We arrived in Kingston after twelve hours of transit, and twenty-seven hours of consciousness. We were being picked up at the airport by the people we were staying with, but the driver wasn’t there. We waited at the airport for over an hour in what was, at the time, the hottest temperature I’d ever been in, carrying our heavy backpacks, coveting food in our stomachs and a pillow under our heads. In the time we spent waiting, a number of different people came up to us and offered their phones to call our driver. Even the other cab drivers whom we had just declined did this for us. Something that you will find early on if you visit Jamaica is that the people are incredibly helpful. We tried a few times to get through to the place we were staying, but it kept going through to voicemail. Despite all of this, I don’t feel that Jamaica got off to a bad start. Perhaps I was just so exhausted I would find anything amusing, because I was enjoying just people watching and talking to the people who’d come up to help us. I also noticed someone selling coconuts across the street, and I was all about that!
Eventually someone’s phonecall offer worked and we got through to the people we were staying with. They sent the driver round and he was there in a few minutes. We were chatting away to our driver and he asked if I enjoyed the coconut. I said that I did and we asked what other fruits were in season. He was listing a few things and then he mentioned that sugarcane was also in season just now. No more than five seconds had passed after me saying I had never tried it before he pulled the car over to the side of the road. “Wait just a second.”
“Is everything alright?”
“Yeah, man, I’ll just go get you some.” We were completely caught off guard as watched as he walked back up the road to a car that was parked by the road to buy us some sugarcane. We were left sitting for a bit as he spoke to the person and bought a coconut of his own to drink from. But we were left with this beautiful view.

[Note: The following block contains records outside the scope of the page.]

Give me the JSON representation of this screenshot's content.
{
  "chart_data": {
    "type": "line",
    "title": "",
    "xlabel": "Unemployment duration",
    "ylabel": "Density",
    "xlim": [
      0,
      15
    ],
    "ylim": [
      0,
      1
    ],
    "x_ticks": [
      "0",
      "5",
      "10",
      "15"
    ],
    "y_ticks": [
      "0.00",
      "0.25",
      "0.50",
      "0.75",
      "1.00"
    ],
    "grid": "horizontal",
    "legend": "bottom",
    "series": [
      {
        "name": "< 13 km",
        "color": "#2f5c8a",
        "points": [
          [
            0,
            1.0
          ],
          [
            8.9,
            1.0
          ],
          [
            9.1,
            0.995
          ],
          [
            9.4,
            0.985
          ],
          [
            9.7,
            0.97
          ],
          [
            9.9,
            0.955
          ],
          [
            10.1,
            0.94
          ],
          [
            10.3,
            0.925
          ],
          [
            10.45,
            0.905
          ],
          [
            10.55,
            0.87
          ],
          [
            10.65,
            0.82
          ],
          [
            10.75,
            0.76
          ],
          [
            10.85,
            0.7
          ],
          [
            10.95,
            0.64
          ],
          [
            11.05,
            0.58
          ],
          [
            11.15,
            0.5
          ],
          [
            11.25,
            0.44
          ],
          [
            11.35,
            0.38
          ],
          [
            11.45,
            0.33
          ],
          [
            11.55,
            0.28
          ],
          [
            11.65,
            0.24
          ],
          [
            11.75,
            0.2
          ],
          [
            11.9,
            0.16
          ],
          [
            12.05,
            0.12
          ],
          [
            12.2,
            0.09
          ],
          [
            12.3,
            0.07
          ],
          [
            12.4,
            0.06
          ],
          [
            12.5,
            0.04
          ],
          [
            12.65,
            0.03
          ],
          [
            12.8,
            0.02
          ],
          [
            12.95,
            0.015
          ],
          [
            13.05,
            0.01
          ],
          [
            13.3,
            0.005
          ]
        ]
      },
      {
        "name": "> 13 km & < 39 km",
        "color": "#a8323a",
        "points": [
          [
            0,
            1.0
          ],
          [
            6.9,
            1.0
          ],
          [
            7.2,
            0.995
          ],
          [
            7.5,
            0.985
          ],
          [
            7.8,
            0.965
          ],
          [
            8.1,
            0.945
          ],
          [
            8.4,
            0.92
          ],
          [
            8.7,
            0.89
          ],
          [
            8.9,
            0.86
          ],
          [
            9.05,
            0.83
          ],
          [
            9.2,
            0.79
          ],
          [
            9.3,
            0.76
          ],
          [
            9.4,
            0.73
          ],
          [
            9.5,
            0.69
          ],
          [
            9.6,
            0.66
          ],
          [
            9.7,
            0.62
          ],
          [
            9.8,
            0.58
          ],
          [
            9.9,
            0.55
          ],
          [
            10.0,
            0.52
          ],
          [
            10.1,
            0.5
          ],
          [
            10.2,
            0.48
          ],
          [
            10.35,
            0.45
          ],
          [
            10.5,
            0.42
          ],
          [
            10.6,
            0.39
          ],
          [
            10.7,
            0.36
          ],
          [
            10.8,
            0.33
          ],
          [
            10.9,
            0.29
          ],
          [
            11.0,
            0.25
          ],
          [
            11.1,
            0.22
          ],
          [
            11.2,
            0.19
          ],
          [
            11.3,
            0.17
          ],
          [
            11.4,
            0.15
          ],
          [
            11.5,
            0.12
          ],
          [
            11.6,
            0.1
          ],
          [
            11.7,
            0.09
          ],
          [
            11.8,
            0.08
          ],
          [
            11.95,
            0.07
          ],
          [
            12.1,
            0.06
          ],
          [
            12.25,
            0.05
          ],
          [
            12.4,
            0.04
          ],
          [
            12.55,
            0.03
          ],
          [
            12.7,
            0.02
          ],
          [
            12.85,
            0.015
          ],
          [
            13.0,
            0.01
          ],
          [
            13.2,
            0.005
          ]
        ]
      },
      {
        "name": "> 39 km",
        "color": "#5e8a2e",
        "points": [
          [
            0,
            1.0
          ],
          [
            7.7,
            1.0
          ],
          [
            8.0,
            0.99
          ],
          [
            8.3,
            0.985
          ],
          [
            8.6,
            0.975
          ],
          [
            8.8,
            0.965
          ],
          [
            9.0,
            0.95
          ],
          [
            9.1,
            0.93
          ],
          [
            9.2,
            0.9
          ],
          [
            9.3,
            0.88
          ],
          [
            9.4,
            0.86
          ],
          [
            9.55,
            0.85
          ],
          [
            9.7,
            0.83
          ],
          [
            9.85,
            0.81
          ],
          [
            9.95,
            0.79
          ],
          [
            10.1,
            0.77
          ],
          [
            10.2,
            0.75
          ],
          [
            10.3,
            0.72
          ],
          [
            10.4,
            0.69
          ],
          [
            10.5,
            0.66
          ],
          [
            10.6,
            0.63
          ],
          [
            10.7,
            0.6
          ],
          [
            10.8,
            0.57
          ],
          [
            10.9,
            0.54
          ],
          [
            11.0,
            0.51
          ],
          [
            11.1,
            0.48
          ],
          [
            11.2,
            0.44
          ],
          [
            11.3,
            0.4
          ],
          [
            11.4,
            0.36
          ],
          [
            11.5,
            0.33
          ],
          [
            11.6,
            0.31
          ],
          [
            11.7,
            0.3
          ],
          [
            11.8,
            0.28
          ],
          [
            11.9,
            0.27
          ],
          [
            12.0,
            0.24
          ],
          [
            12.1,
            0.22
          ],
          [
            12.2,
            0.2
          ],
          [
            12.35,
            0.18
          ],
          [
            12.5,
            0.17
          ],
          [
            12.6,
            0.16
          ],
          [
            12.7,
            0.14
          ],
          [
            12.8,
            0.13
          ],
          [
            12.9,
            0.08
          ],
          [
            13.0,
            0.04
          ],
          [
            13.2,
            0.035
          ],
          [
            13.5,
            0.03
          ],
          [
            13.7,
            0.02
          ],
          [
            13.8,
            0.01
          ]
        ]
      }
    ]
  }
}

By time we’d got to our Airbnb and dropped our stuff at our room we had been awake for around twenty-nine hours, so our first day wasn’t the most adventurous. Our big milestone was making it down to the supermarket. After that it was just trying to stay awake for a few more hours, so that we would not be waking up in the middle of the night.
The next day we went exploring. We went to Hope Gardens. We thought this was just a botanical gardens, but there is also a zoo here. Seeing a zoo is always upsetting, particularly if you don’t realise you’re walking right up to one. The botanical gardens are separate from the zoo, however, and one can still have a pleasant day here.
After walking around here, we wandered Kingston for a bit, before going to New Leaf Vegetarian, our new favourite place in Kingston. This is very close to where we are staying, and it is super convenient to just stop in for an ackee patty and guava juice on the way out or in to town. The staff here are super friendly, and sat with us to talk while we ate. The time we came back for some juice we even noticed they’d put a vegan travel sticker on the window. Aww!
Ackee and sugarcane aren’t the only new things I’ve tried here. I’ve experienced a remarkable number of new fruits for the short time I’ve been here. I’ve now tried soursop, sweetsop, tamarind, and some small green thing I can’t recall the name of. They have all been delightful. I’ve heard people talk about breadfruit, I’ve even seen a few lurking high in the trees, and that is next on the list. The place where we are living has a few fruit trees in the garden, as well as there being some in the surrounding area. I was shown how to forage yesterday and I gathered all of this.
My favourite thing about Kingston thus far is definitely the people. Every single person we have spoken to has been super friendly – and we’ve spoken to a lot of people! It is really common for people to just come up to you in the street and start talking to you. They’ll generally ask where you’re going, and will be really helpful if you aren’t totally sure on your directions. Even if people aren’t coming over to speak to you, they are usually waving to you in passing. Everyone is seriously so nice here.
Sometimes you want a break from all of that, though, and Kingston has a few options. There are beautiful mountains up the back of the city. I heard tale of a path leading up to a trek through the mountains, but when I went to find it I took a wrong turn and spent half an hour on a construction site. If mountains or construction sites aren’t your thing you can always take a day trip to Lime Cay, a tiny uninhabited island off the coast of Port Royal. There is a small boat that will take groups of passengers out, or you can ask anyone at the dock to take you out, and they’ll do so for a small fee, and arrange a time to come back and get you. We went along in what was the bumpiest, most intense boat ride I’ve ever experienced. The waves were surprisingly unforgiving, and we were thrown up, down, and all around. I don’t know how the little boat survives that journey, I guess boats are just hardy. As scary as it was, I didn’t feel like we were in danger, assuming it to be an everyday occurrence for our captain, and I had fun with the ride – it was like our own tiny nautical roller-coaster. We had heard that if you come to the island during a weekday it will be empty. This was very true. For a while we were the only two people on the island. At some point the official boat came along and dropped four people off, bringing it up to six people on the whole island. If you really want to get away for the day, this is the best place to do it. Just know that if you do it on the weekend, this won’t be the case.
I am loving the time I get to spend in and around Kingston. I cannot recommend it enough!